Indiana Cattle Show Super Bowl

(Indianapolis, IN) – The first pitch is about to be held in Indiana for the so-called World Series of Cattle Showing.

The 36thth The annual Hoosier Beef Congress is held December 2-4 at the Indiana State Fairground in Indianapolis.

More than 860 people have signed up to show a variety of male and female breeds in the competition, which is limited to contestants ages 8 to 21, said Joe Moore, executive vice-president of the Indiana Beef Cattle Association.

The IBCA holds what is reputedly the largest single-state young cattle show in the United States

“It’s an action-packed weekend,” said Moore.

Moore said the show at the Expo Center at the fairgrounds is limited to IBCA members and their calves, which were primarily born in the spring.

Approximately 1,200 young cattle ranging from Red Angus, Shorthorn to Miniature Herford and crossbreeds are kept in stables in the Riding Horse Stables and West Pavilion that are reserved for competition.

There will also be a heifer and market animal sale for physical and online bidders at the competition, along with a trade show featuring around 50 vendors selling things like feed and equipment.

Western clothing and hats are among the other items available for purchase.

“A lot is manual labor. People do a lot of early Christmas shopping through our show at the Hoosier Beef Congress,” he said.

Moore said bidders at the show are typically breeders looking to improve their herds through genetics.

Other bidders are looking for a calf to show during the competition before taking it home for training to compete again at other events.

Moore said the show was popular from the start in a state where much of the cattle was raised for breeding or shipped to Texas and other major beef-producing states like Nebraska for refinement.

Indiana ranks 36thth in the nation for livestock production, according to USDA.

Moore said money and other prizes are awarded to the winners, who often begin to appear on breeders’ radar screens when they show an award-winning calf.

“People pay a lot of money for eggs from these heifers that do well,” he said.

He said the event is also a chance for juniors on the show to hone their skills, build reputation and gain exposure.

Some of the winners will later be featured in national magazines.

“There’s a lot of publicity that comes with it,” he said.

There is no entry fee for the 4,000 or more people expected to attend the three-day event.

Entrants will be charged an entry fee of $125 per animal or $200 for any late registration.

Moore said the event generates a profit but is not really a fundraiser for the IBCA given the relatively low profit margin once expenses are paid.

“It’s an expensive event for us. We’re just trying to cover the cost for ourselves and offering that to the kids,” he said.

For a full schedule of activities and other events, visit hoosierbeefcongress.com.

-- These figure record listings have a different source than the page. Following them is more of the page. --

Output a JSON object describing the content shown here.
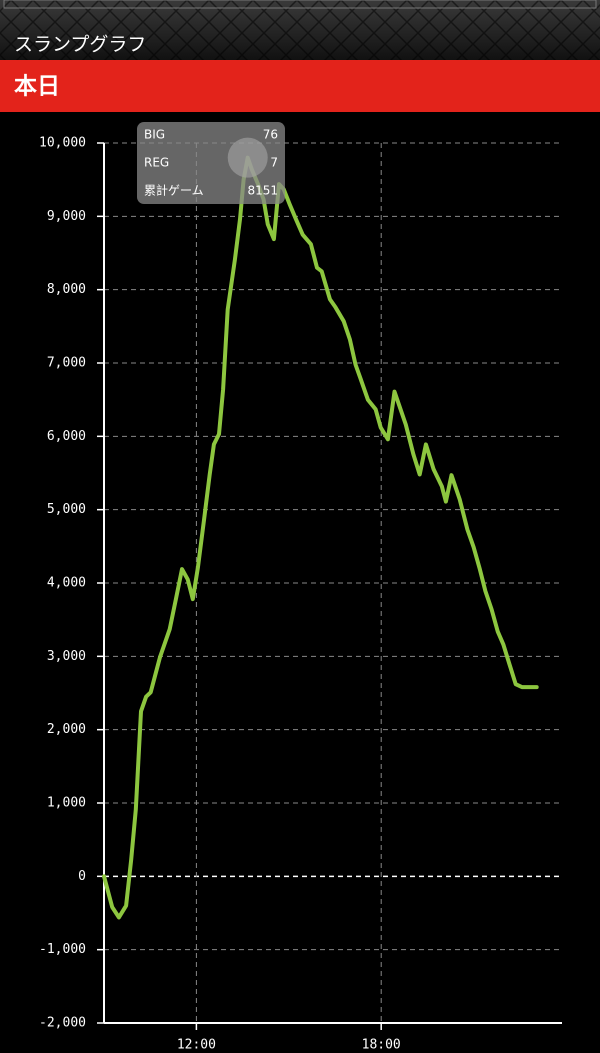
{
  "header": {
    "title": "スランプグラフ",
    "tab": "本日"
  },
  "chart_data": {
    "type": "line",
    "color": "#8dc63f",
    "grid": true,
    "x": [
      540,
      556,
      569,
      583,
      593,
      602,
      612,
      622,
      631,
      649,
      668,
      680,
      692,
      703,
      713,
      723,
      735,
      746,
      754,
      764,
      772,
      781,
      795,
      805,
      812,
      820,
      828,
      840,
      851,
      859,
      871,
      881,
      890,
      902,
      914,
      927,
      943,
      955,
      964,
      980,
      991,
      1007,
      1019,
      1030,
      1040,
      1054,
      1069,
      1079,
      1093,
      1106,
      1128,
      1143,
      1155,
      1167,
      1182,
      1198,
      1206,
      1217,
      1233,
      1248,
      1260,
      1272,
      1283,
      1295,
      1307,
      1318,
      1330,
      1342,
      1354,
      1383
    ],
    "values": [
      0,
      -420,
      -560,
      -400,
      230,
      910,
      2250,
      2450,
      2510,
      2990,
      3370,
      3780,
      4190,
      4050,
      3780,
      4210,
      4870,
      5480,
      5890,
      6030,
      6640,
      7730,
      8410,
      8960,
      9500,
      9800,
      9640,
      9440,
      9230,
      8890,
      8690,
      9440,
      9370,
      9160,
      8960,
      8750,
      8620,
      8300,
      8250,
      7870,
      7760,
      7570,
      7320,
      6980,
      6780,
      6500,
      6370,
      6120,
      5960,
      6610,
      6160,
      5750,
      5480,
      5890,
      5550,
      5320,
      5110,
      5470,
      5140,
      4730,
      4490,
      4190,
      3890,
      3640,
      3340,
      3160,
      2890,
      2620,
      2580,
      2580
    ],
    "xlim": [
      540,
      1440
    ],
    "xticks": [
      {
        "value": 720,
        "label": "12:00"
      },
      {
        "value": 1080,
        "label": "18:00"
      }
    ],
    "ylim": [
      -2000,
      10000
    ],
    "yticks": [
      {
        "value": -2000,
        "label": "-2,000"
      },
      {
        "value": -1000,
        "label": "-1,000"
      },
      0,
      {
        "value": 1000,
        "label": "1,000"
      },
      {
        "value": 2000,
        "label": "2,000"
      },
      {
        "value": 3000,
        "label": "3,000"
      },
      {
        "value": 4000,
        "label": "4,000"
      },
      {
        "value": 5000,
        "label": "5,000"
      },
      {
        "value": 6000,
        "label": "6,000"
      },
      {
        "value": 7000,
        "label": "7,000"
      },
      {
        "value": 8000,
        "label": "8,000"
      },
      {
        "value": 9000,
        "label": "9,000"
      },
      {
        "value": 10000,
        "label": "10,000"
      }
    ],
    "tooltip": {
      "index": 25,
      "rows": [
        {
          "label": "BIG",
          "value": 76
        },
        {
          "label": "REG",
          "value": 7
        },
        {
          "label": "累計ゲーム",
          "value": 8151
        }
      ]
    }
  }
}
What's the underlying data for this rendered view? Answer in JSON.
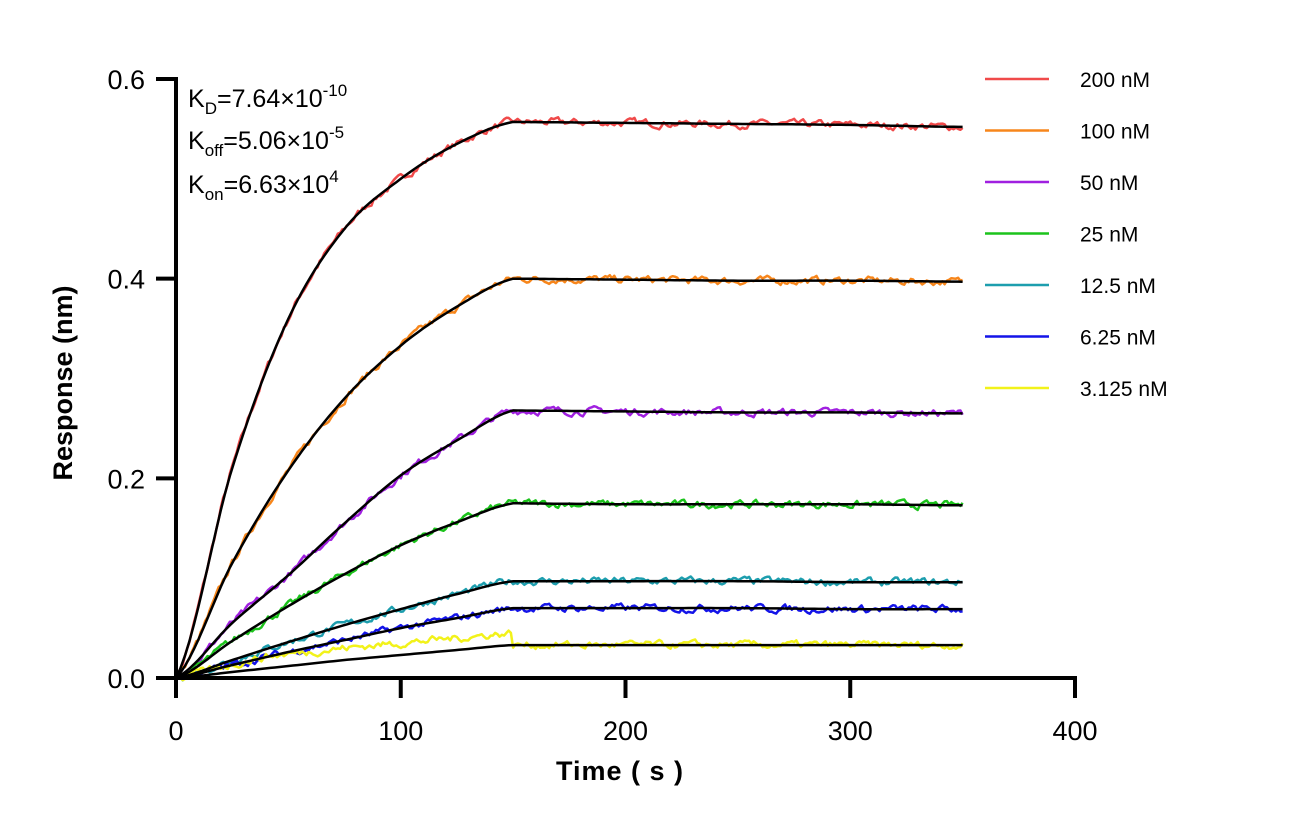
{
  "chart_data": {
    "type": "line",
    "title": "",
    "xlabel": "Time ( s )",
    "ylabel": "Response (nm)",
    "xlim": [
      0,
      400
    ],
    "ylim": [
      0,
      0.6
    ],
    "xticks": [
      "0",
      "100",
      "200",
      "300",
      "400"
    ],
    "yticks": [
      "0.0",
      "0.2",
      "0.4",
      "0.6"
    ],
    "grid": false,
    "legend_position": "right",
    "annotations": {
      "kd": {
        "label": "K",
        "sub": "D",
        "value": "=7.64×10",
        "exp": "-10"
      },
      "koff": {
        "label": "K",
        "sub": "off",
        "value": "=5.06×10",
        "exp": "-5"
      },
      "kon": {
        "label": "K",
        "sub": "on",
        "value": "=6.63×10",
        "exp": "4"
      }
    },
    "fit_color": "#000000",
    "x": [
      0,
      25,
      50,
      75,
      100,
      125,
      150,
      200,
      250,
      300,
      350
    ],
    "series": [
      {
        "name": "200 nM",
        "color": "#f04a4a",
        "values": [
          0,
          0.21,
          0.36,
          0.45,
          0.5,
          0.535,
          0.557,
          0.556,
          0.555,
          0.554,
          0.552
        ]
      },
      {
        "name": "100 nM",
        "color": "#f7861b",
        "values": [
          0,
          0.115,
          0.208,
          0.28,
          0.333,
          0.372,
          0.4,
          0.399,
          0.398,
          0.398,
          0.397
        ]
      },
      {
        "name": "50 nM",
        "color": "#a020e0",
        "values": [
          0,
          0.055,
          0.103,
          0.155,
          0.203,
          0.238,
          0.268,
          0.267,
          0.266,
          0.266,
          0.265
        ]
      },
      {
        "name": "25 nM",
        "color": "#1cc31c",
        "values": [
          0,
          0.037,
          0.072,
          0.104,
          0.133,
          0.156,
          0.175,
          0.174,
          0.174,
          0.174,
          0.173
        ]
      },
      {
        "name": "12.5 nM",
        "color": "#1d9eae",
        "values": [
          0,
          0.018,
          0.036,
          0.053,
          0.069,
          0.084,
          0.097,
          0.097,
          0.097,
          0.096,
          0.096
        ]
      },
      {
        "name": "6.25 nM",
        "color": "#1414e8",
        "values": [
          0,
          0.013,
          0.026,
          0.038,
          0.05,
          0.06,
          0.07,
          0.07,
          0.07,
          0.069,
          0.069
        ]
      },
      {
        "name": "3.125 nM",
        "color": "#f2f21a",
        "values": [
          0,
          0.006,
          0.012,
          0.018,
          0.023,
          0.028,
          0.033,
          0.033,
          0.033,
          0.033,
          0.033
        ]
      }
    ]
  }
}
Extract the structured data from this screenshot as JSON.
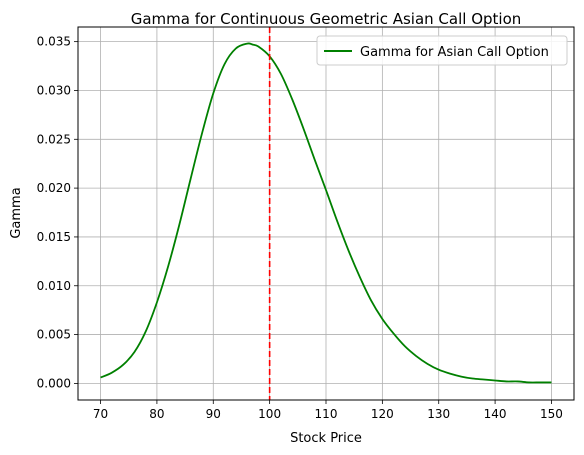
{
  "chart_data": {
    "type": "line",
    "title": "Gamma for Continuous Geometric Asian Call Option",
    "xlabel": "Stock Price",
    "ylabel": "Gamma",
    "xlim": [
      66,
      154
    ],
    "ylim": [
      -0.0017,
      0.0365
    ],
    "xticks": [
      70,
      80,
      90,
      100,
      110,
      120,
      130,
      140,
      150
    ],
    "yticks": [
      0.0,
      0.005,
      0.01,
      0.015,
      0.02,
      0.025,
      0.03,
      0.035
    ],
    "ytick_labels": [
      "0.000",
      "0.005",
      "0.010",
      "0.015",
      "0.020",
      "0.025",
      "0.030",
      "0.035"
    ],
    "grid": true,
    "legend_placement": "top-right",
    "series": [
      {
        "name": "Gamma for Asian Call Option",
        "color": "#008000",
        "x": [
          70,
          72,
          74,
          76,
          78,
          80,
          82,
          84,
          86,
          88,
          90,
          92,
          94,
          96,
          97,
          98,
          100,
          102,
          104,
          106,
          108,
          110,
          112,
          114,
          116,
          118,
          120,
          122,
          124,
          126,
          128,
          130,
          132,
          134,
          136,
          138,
          140,
          142,
          144,
          146,
          148,
          150
        ],
        "y": [
          0.0006,
          0.0011,
          0.0019,
          0.0032,
          0.0053,
          0.0083,
          0.012,
          0.0163,
          0.021,
          0.0256,
          0.0297,
          0.0327,
          0.0343,
          0.0348,
          0.0347,
          0.0345,
          0.0335,
          0.0317,
          0.0291,
          0.0261,
          0.0229,
          0.0198,
          0.0166,
          0.0136,
          0.0109,
          0.0085,
          0.0066,
          0.0051,
          0.0038,
          0.0028,
          0.002,
          0.0014,
          0.001,
          0.0007,
          0.0005,
          0.0004,
          0.0003,
          0.0002,
          0.0002,
          0.0001,
          0.0001,
          0.0001
        ]
      }
    ],
    "vline": {
      "x": 100,
      "color": "#ff0000",
      "style": "dashed"
    }
  }
}
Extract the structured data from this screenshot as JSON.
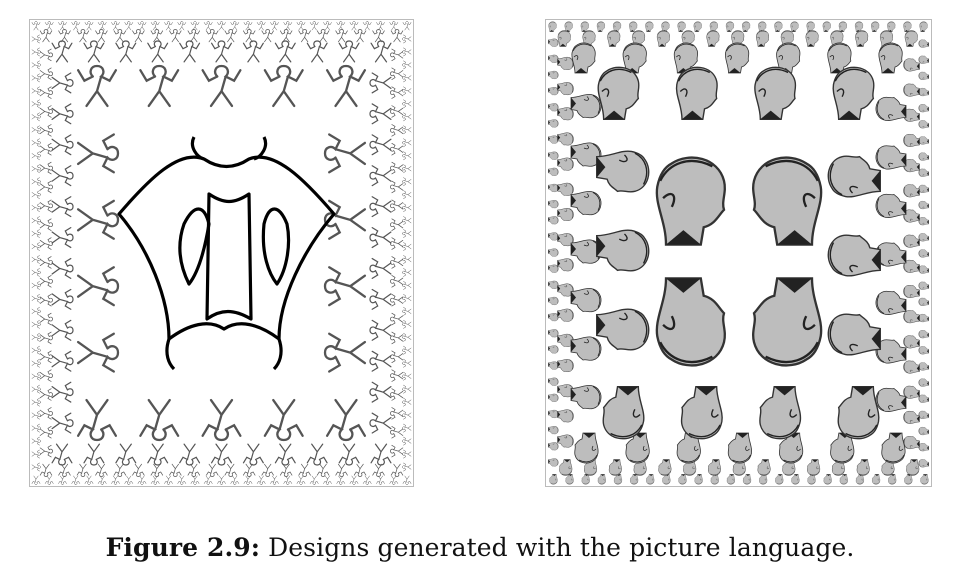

The Indiana Beef Cattle Association is a voice for the concerns of Hoosier beef producers at the state and federal levels.

IBCA is also active in promoting the beef industry in other ways, such as serving 30,000 ribeye steaks from a tent at the Indiana State Fair with the help of volunteer producers.

The Indianapolis-based group hosts various Field Days throughout the year to educate beef producers on the latest in areas such as technology and an annual gathering for members.

“IBCA can do things that a single person cannot. Whether it’s promoting beef or representing growers on legal issues, the IBCA works to give individual consumers a voice while safeguarding the beef supply,” said Bruce Lamb, a Milford beef producer and past president of the organization.